Steven Levitt & Stephen Dubner's "Superfreakonomics"

This book was far better than I was led to believe by reviews. The reviews made it seem that this book took outrageously ideological views, unacceptable views, and flaunted common sense and decency. That just isn't true. They made it sound like the authors were fanatical climate change deniers. They aren't. It made them out as some kind of grotesque "engineer the earth at whatever cost" crazies. They aren't.

To get a taste of the book:
... Myhrvold fears that even IV's [Intellectual Ventures] gentlest proposals will find little favor within certain environmentalist circles. To him, this doesn't compute.

"If you believe that the scary stories could be true, or even possible, then you should also admit that relying only on reducing carbon dioxide emissions is not a very good answer," he says. In other words: it's illogical to believe in a carbon-induced warming apocalypse and believe that such an apocalypse can be averted simply by curtailing new carbon emissions. "The scary scenarios could occur even if we make herculean efforts to reduce our emissions, in which case, the only real answer is geoengineering."

Al Gore, meanwhile, counters with his own logic. "If we don't know enough to stop putting 70 million tons of global-warming pollution into the atmosphere every day," he says, "how in God's name can we know enough to precisely counteract that?"

But if you think like a cold-blooded economist instead of a warm-hearted humanist, Gore's reasoning doesn't track. It's not that we don't know how to stop polluting the atmosphere. We don't want to stop, or aren't willing to pay the price.

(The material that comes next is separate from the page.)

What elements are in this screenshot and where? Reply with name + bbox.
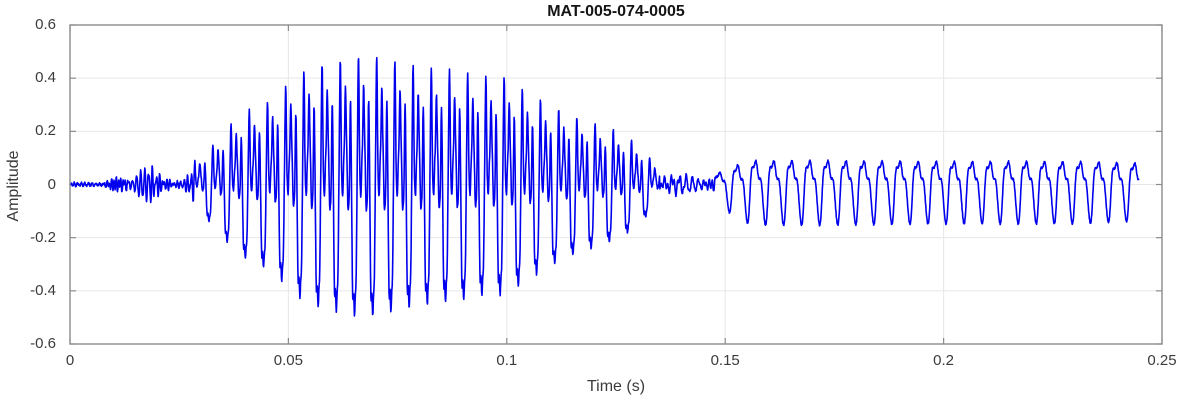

Most pollution, remember, is a negative externality of our consumption. As had as engineering or physics may be, getting human beings to change their behavior is probably harder. At present, the rewwards for limiting consumption are weak, as are the penalties for overconsuming. Gore and other environmentalists are pleading for humankind to consume less and therefore pollute less, and that is a noble invitation. But as incentives go, it's not a very strong one.
Let me translate for you: Gore is the Jimmy Swaggart of environmentalists. He has no problem preaching at you, but he hasn't cut his carbon footprint (he owns to very large mansions and runs floodlights to make sure his neighbors are aware of these imposing structures). He wants you to do as he says, not as he does. He, like most of the global warming industry, thinks nothing of jet-setting around the world to tell others to cut carbon emissions. What Levitt and Dubner point out: economics allows you to understand that you won't change human behaviour with preaching. You need to change the incentives. People respond to incentives.

I found this book to be a worthy successor of its predecessor, Freakonomics. It includes many, many insightful examples from economics to help you understand many aspects of life that you wouldn't think of as the normal subject matter of economics. The book is delightful. It is an eye-opener. It is well worth reading.